Working with students’ unions and other organisations, it’s possible to largely mitigate the barriers of the new registration system. Universities such as the University of Sheffield have managed to come up with innovative ways to combat this problem, and these are worth Greens and progressives pushing for everywhere, before local and regional elections in 2016.
6. Municipal Difficulties: There is much to be said about the Green administration in Brighton & Hove Council, for which elections took place the same day – a huge complicating factor. Far too much to say here. But it’s fair to say that faced with controlling a minority administration at a time of austerity, with Labour and the Tories joining forces to push them into impossible positions, and facing a legacy of bad decisions by previous administrations, that there was always going to be mistakes. But there were many successes too.
There are huge issues for party democracy, the role of rank-and-file members in these processes and how the wider party supports councillors in administration. But the coverage and narrative of a ‘disaster’ Council has been grossly unfair, and orchestrated mostly by Labour. This is because Brighton is the only city in England where Labour have been successfully challenged from the left, and they are desperate to stop it.
However difficult the Greens’ time in administration was in Brighton, they never threatened to sack ALL their staff unless they agreed to longer hours and a pay cut, or attempted to criminalise rough sleeping, or use anti-union laws to take striking workers to court – all actions various Labour councils have taken. For every criticism that Labour have levelled at the Green Council, there is usually an example of a Labour Council doing something objectively worse.
The Green ‘disaster’ narrative needs to be challenged when it is propagated by Labour – who have been briefed to deliver such lines. Labour Conferences now run regular fringes called ‘How To Beat The Greens,’ and misinformation about Brighton now forms a part of that.
7. A Safe Seat? In my thank you speech to our amazing activists at the victory party, I said they’d helped create the UK’s first safe Green seat. I’m probably stretching the definition of ‘safe,’ but Brighton Pavilion is certainly no longer marginal, with an enormously popular MP who will have a 10-year track record by the next General Election.
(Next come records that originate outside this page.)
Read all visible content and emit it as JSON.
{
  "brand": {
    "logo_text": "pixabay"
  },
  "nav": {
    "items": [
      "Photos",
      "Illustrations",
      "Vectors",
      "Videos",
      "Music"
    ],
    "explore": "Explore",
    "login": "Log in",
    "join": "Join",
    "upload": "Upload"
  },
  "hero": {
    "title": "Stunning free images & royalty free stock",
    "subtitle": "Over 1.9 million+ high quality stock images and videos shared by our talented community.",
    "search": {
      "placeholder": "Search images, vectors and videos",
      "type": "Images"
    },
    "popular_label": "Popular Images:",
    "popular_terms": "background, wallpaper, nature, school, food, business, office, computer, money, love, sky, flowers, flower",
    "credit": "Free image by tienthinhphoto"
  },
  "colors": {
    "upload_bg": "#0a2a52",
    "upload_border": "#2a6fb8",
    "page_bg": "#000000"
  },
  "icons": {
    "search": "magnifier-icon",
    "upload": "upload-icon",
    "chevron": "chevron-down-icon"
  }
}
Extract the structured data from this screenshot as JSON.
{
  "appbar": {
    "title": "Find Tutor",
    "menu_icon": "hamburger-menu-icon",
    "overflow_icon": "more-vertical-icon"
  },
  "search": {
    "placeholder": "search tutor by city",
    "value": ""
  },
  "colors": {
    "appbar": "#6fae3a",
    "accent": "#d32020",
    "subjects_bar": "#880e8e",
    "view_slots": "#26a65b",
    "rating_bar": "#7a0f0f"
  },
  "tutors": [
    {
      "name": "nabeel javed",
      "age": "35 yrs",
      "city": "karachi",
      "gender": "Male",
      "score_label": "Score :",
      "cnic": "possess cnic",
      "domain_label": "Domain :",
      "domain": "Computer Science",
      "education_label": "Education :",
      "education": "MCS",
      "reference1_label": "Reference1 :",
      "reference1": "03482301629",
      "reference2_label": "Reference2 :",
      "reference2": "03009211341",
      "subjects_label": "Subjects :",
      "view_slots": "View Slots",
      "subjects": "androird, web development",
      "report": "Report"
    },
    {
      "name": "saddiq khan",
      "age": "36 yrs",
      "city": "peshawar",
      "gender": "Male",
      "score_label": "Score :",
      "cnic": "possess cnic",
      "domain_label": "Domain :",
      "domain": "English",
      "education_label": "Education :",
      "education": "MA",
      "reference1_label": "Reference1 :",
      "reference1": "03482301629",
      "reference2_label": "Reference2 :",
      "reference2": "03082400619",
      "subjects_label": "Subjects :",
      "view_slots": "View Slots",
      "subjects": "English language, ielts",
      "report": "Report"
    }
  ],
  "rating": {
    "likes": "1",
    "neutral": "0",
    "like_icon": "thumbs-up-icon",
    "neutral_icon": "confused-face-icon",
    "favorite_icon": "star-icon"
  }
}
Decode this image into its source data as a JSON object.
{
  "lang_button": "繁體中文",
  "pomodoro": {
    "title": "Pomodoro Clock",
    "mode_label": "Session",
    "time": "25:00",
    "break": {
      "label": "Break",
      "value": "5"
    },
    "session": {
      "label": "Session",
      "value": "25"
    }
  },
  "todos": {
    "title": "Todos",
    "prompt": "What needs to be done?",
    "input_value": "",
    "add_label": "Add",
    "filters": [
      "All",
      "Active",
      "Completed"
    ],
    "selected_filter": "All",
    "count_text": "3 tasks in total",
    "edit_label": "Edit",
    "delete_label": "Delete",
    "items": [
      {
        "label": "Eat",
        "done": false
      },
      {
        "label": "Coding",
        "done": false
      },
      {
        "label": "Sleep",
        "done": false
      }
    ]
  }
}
This is a huge achievement and strategically important for the party. Obviously we’ll put in huge amounts of effort to further consolidate Pavilion (I’m working on that now), but it means we can expend more resources to take other seats in future.
8. Campaign Laboratory: This has ended up being a campaign where we have tried many new systems, new ideas, new methods of organising Green campaigns. Not all of them have worked, but very many of them have. There’s a huge amount of organisational lessons to be learnt. We’re not very good at sharing our skills as a party, and this has to change – and fast.
There’s definitely enough for a whole Conference fringe worth of discussion… watch this space.
9. The Work Has Only Started: With all being said about this being a great victory for the Greens, the day after the election, I walked past a man sleeping in the covered doorway of a house on Brighton’s Albion Street. I’d never seen him there before. It was a stark reminder of the national picture. There is very little help coming for him. There’s a long five years coming. Caroline is set to play a huge role as a Parliamentary focal point for the Green and progressive movements – her victory last Thursday, as we erupted in celebration at our vastly-increased majority, was one shining star on what was a very dark night.